Empati.. Haddinden fazla yaptığım ve bazen sinirlenerek 'o kadar empati yapıyorum bir gün olsun biri de kendini benim yerime koyma zahmetini göstermez' diye hayıflandığım durumdur. İnsanı geçip, hayvana, bitkiye kadar ulaştım bende empati yaparken. Parayla birinin beni satınaldığını, kendine alıştırdıktan sonra sokağa attığını düşünürüm çoğu zaman. Seninde dediğin gibi onların bize değil bizim onlara ihtiyacımız var. Satın almak yerine yaşam alanlarında onları rahatsız etmeden, onları severek, paylaşarak yaşamalıyız. Bunu yazına ilave ettiğin video çok güzel anlatmış zaten.
Buarada Elif Şafak sever biri olarak, Cem'e katılıyorum AŞK'la başla okumaya.
Çok ince biri olduğunu tahmin ediyordum zaten Yağmur. O yüzden yazdıklarınla da daha da emin oldum.
En yakın arkadaşım baba ve piç kitabını çok beğendiğini söylemişti. Bu yüzden aklımda onunla başlama fikri var. Fakat öncelikle elimdeki budala yı bitirmem lazım.
çok etkilendim,hem yazın hem paylaştığın video inanılmaz.
sevgiler
Sizi burada gördüğüme çok sevindim Havva hanım yorumunuz için çok teşekkür ederim.

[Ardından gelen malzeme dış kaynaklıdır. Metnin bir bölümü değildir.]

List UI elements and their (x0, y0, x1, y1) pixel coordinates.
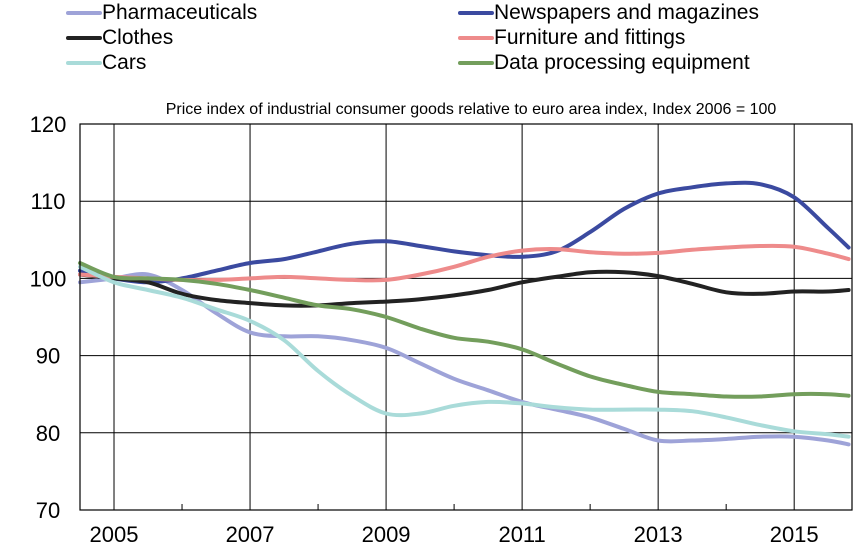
series-line-clothes (78, 269, 851, 308)
legend-item-furniture-and-fittings: Furniture and fittings (458, 26, 685, 49)
legend: Pharmaceuticals Newspapers and magazines C… (66, 1, 759, 74)
legend-item-clothes: Clothes (66, 26, 173, 49)
x-axis-ticks: 2005 2007 2009 2011 2013 2015 (90, 504, 819, 547)
y-tick-label: 90 (36, 344, 60, 369)
legend-item-data-processing-equipment: Data processing equipment (458, 51, 750, 74)
legend-label: Newspapers and magazines (494, 1, 759, 24)
plot-frame (79, 123, 853, 511)
series-line-cars (78, 264, 851, 439)
plot-background (80, 124, 852, 510)
y-tick-label: 110 (30, 189, 65, 214)
series-line-newspapers-and-magazines (78, 180, 851, 285)
x-tick-label: 2011 (498, 522, 545, 547)
legend-label: Cars (102, 51, 146, 74)
x-tick-label: 2013 (634, 522, 683, 547)
y-tick-label: 120 (30, 112, 67, 137)
legend-item-pharmaceuticals: Pharmaceuticals (66, 1, 257, 24)
y-axis-ticks: 70 80 90 100 110 120 (30, 112, 67, 523)
horizontal-gridlines (80, 200, 852, 434)
y-tick-label: 80 (36, 421, 60, 446)
series-line-pharmaceuticals (78, 272, 851, 447)
series-line-data-processing-equipment (78, 261, 851, 399)
legend-label: Data processing equipment (494, 51, 750, 74)
series-line-furniture-and-fittings (78, 243, 851, 283)
y-tick-label: 100 (30, 266, 67, 291)
x-tick-label: 2009 (362, 522, 411, 547)
legend-label: Clothes (102, 26, 173, 49)
series-layer (78, 180, 851, 447)
y-tick-label: 70 (36, 498, 60, 523)
vertical-gridlines (113, 124, 795, 510)
chart-subtitle: Price index of industrial consumer goods… (166, 101, 777, 118)
x-tick-label: 2007 (226, 522, 275, 547)
x-tick-label: 2015 (770, 522, 819, 547)
legend-item-newspapers-and-magazines: Newspapers and magazines (458, 1, 759, 24)
x-tick-label: 2005 (90, 522, 139, 547)
legend-item-cars: Cars (66, 51, 146, 74)
legend-label: Pharmaceuticals (102, 1, 257, 24)
legend-label: Furniture and fittings (494, 26, 685, 49)
plot-area (78, 123, 853, 511)
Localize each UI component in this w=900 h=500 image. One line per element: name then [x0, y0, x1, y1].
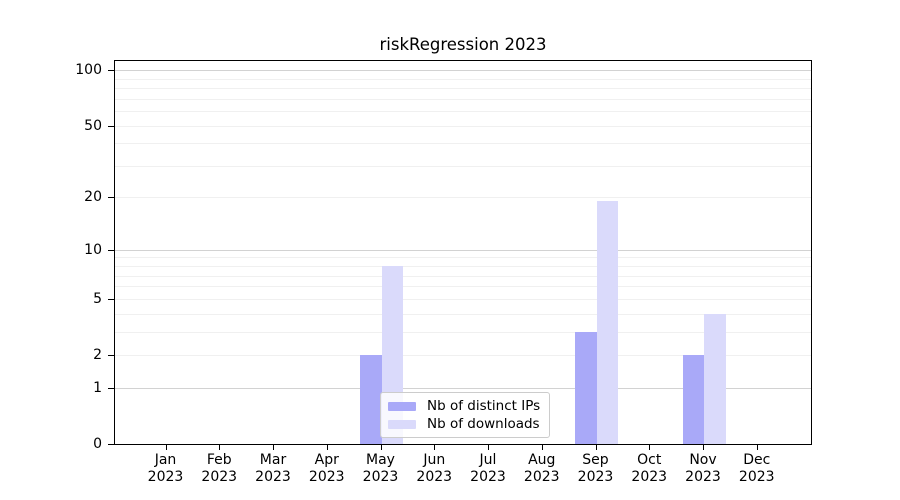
legend: Nb of distinct IPs Nb of downloads [380, 392, 551, 438]
major-gridline [115, 249, 811, 251]
bar-downloads [596, 201, 618, 444]
minor-gridline [115, 275, 811, 277]
y-tick-label: 100 [75, 62, 102, 79]
bar-distinct-ips [575, 331, 597, 444]
x-tick-label: Nov 2023 [685, 452, 721, 485]
x-tick-label: Jul 2023 [470, 452, 506, 485]
y-tick-label: 10 [84, 241, 102, 258]
y-tick-label: 0 [93, 436, 102, 452]
x-tick-label: Apr 2023 [308, 452, 345, 485]
x-tick-mark [273, 445, 274, 450]
chart-title: riskRegression 2023 [379, 35, 547, 54]
major-gridline [115, 70, 811, 72]
minor-gridline [115, 286, 811, 288]
minor-gridline [115, 355, 811, 356]
x-tick-mark [434, 445, 436, 450]
x-tick-mark [649, 445, 651, 450]
x-tick-label: Dec 2023 [738, 452, 775, 485]
y-tick-mark [108, 197, 114, 199]
plot-area [114, 60, 812, 445]
x-tick-mark [380, 445, 382, 450]
minor-gridline [115, 88, 811, 90]
x-tick-label: May 2023 [362, 452, 399, 485]
y-tick-label: 5 [93, 290, 102, 307]
legend-swatch-downloads-icon [388, 419, 416, 429]
x-tick-label: Feb 2023 [201, 452, 238, 485]
x-tick-label: Jan 2023 [147, 452, 184, 485]
x-tick-mark [595, 445, 597, 450]
y-tick-label: 1 [93, 379, 102, 396]
y-tick-label: 50 [84, 117, 102, 134]
bar-distinct-ips [360, 355, 382, 444]
y-tick-mark [108, 355, 114, 356]
y-tick-mark [108, 298, 114, 300]
y-tick-mark [108, 387, 114, 389]
legend-item-distinct-ips: Nb of distinct IPs [388, 397, 540, 415]
x-tick-mark [541, 445, 543, 450]
x-tick-mark [756, 445, 758, 450]
y-tick-label: 20 [84, 189, 102, 206]
legend-label-downloads: Nb of downloads [427, 416, 540, 432]
legend-swatch-distinct-ips-icon [388, 401, 416, 411]
minor-gridline [115, 78, 811, 80]
minor-gridline [115, 298, 811, 300]
y-tick-mark [108, 70, 114, 72]
y-tick-mark [108, 249, 114, 251]
x-tick-label: Aug 2023 [523, 452, 560, 485]
legend-item-downloads: Nb of downloads [388, 415, 540, 433]
x-tick-label: Oct 2023 [631, 452, 668, 485]
x-tick-mark [488, 445, 489, 450]
minor-gridline [115, 266, 811, 268]
x-tick-label: Jun 2023 [416, 452, 453, 485]
major-gridline [115, 387, 811, 389]
y-tick-label: 2 [93, 347, 102, 363]
x-tick-mark [165, 445, 167, 450]
legend-label-distinct-ips: Nb of distinct IPs [427, 398, 541, 414]
minor-gridline [115, 143, 811, 145]
x-tick-mark [219, 445, 221, 450]
y-tick-mark [108, 125, 114, 127]
x-tick-label: Mar 2023 [255, 452, 291, 485]
x-tick-mark [703, 445, 704, 450]
minor-gridline [115, 165, 811, 167]
minor-gridline [115, 257, 811, 259]
minor-gridline [115, 313, 811, 315]
bar-distinct-ips [682, 355, 704, 444]
minor-gridline [115, 197, 811, 199]
minor-gridline [115, 125, 811, 127]
x-tick-mark [326, 445, 328, 450]
x-tick-label: Sep 2023 [577, 452, 614, 485]
minor-gridline [115, 98, 811, 100]
minor-gridline [115, 111, 811, 113]
bar-downloads [704, 313, 726, 444]
minor-gridline [115, 331, 811, 333]
y-tick-mark [108, 444, 114, 445]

Hoş geldiniz.
Nihayetinde bir yazınızı daha okuma fırsatı buldum.ve yine çok güzel olmuş. Yüreğinize emeğinize kaleminize sağlık. Evet "Elif Şafak" okuduğum beğendigim yazarlarin başında gelen isimlerden biri.empatiye gelince , Küçüklugumden beri bende olan , hayatımda gerçeğini yaşamama ceviren bir duygu. Saygı ve selamlar.esen kalın
Çok teşekkür ediyorum. Bu tür yorumlar beni gerçekten de mutlu ediyor. Sonraki yazılarım için de elbette motive edici. Elif Şafak'ı da sanırım bir ben okumamışım. Yorum yapan herkes en az bir kitabını okumuş.
çıplak yazar aslında bende empati kurmanın fazla empatik olmanın zararını yaşayanlardanım.. yazıda paylaştığın şeyleri gün içerisinde çok yaşıyorum aslında ama benim de düşündüğüm şey empati kuramayanların nasıl yaşayabildikleri aklım ermiyor onların bu tavrına..
Insanları anlamaya çalışmak yorar. Çünkü insan kendini bile anlamıyor bazen.